Paolo Stella (Forlì, 1975) è un creative director e influencer di grande e meritato successo. Con Mondadori ha pubblicato il bestseller Meet me alla boa (2017).
Se fossimo nel 2000, questo libro si chiamerebbe 3 metri sopra il cielo. Ma siamo nel 2018 e allora lo chiamiamo Meet me alla boa.
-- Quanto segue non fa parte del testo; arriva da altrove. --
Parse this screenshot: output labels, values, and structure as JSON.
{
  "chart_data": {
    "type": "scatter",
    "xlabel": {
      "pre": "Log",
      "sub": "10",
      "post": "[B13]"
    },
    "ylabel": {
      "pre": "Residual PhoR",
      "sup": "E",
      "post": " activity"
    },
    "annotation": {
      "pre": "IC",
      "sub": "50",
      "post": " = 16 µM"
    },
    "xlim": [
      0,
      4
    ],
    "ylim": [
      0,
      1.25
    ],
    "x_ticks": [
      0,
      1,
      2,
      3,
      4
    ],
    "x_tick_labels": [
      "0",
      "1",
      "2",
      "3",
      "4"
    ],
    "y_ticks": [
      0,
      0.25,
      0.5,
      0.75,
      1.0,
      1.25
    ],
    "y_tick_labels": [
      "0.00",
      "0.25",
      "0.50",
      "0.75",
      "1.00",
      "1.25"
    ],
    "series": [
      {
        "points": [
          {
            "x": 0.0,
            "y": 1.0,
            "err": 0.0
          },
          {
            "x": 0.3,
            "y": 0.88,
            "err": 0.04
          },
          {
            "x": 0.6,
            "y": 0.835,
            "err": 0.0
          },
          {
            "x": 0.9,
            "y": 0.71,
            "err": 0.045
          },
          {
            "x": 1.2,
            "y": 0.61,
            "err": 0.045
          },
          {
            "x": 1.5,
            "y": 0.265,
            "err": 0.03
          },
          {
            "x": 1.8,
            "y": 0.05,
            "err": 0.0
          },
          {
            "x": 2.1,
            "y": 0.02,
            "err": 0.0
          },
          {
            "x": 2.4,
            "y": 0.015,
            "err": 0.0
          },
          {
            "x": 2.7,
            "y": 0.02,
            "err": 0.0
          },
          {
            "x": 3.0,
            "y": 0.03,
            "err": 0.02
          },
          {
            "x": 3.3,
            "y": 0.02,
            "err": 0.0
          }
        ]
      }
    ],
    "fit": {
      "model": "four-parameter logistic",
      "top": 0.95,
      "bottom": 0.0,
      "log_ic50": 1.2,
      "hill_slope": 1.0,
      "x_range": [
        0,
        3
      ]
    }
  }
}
Lo stile e il target direi che sono più o meno uguali, e con questo non voglio dire che sia un brutto libro, solo molto... banale. Stella per me non ha centrato in pieno l'obiettivo, mi aspettavo qualcosa di diverso. Certo, è una storia in cui è facile immedesimarsi, che parla di gente più o meno comune che vive situazioni più o meno comuni. Intrisa di sentimentalismo, amore e apprensione, forse un po' troppo elaborata la scrittura in alcuni punti. Si sente che l'autore arriva dal mondo dei social, con quelle frasi che ti getta lì, come un amo a cui abboccare, che puntualmente diventeranno didascalie sotto foto di paesaggi mozzafiato (perché ammettiamolo, siamo sempre tutti alla ricerca della frase perfetta). Un po' banale, ma scorre via senza troppi problemi. Classica lettura da ombrellone, di quelle che non hanno bisogno di troppa concentrazione.
Paolo Stella è un bravissimo writer, ma a quanto pare solo per post brevi. Seguo il suo blog da quando è nato e le aspettative per il suo libro erano abbastanza alte e largamente DELUSE. È un romanzo scontato, pieno di frasi che sicuro molti sottolineeranno, e a tratti anche molto Noioso. Molto più bello 3MSC di Moccia.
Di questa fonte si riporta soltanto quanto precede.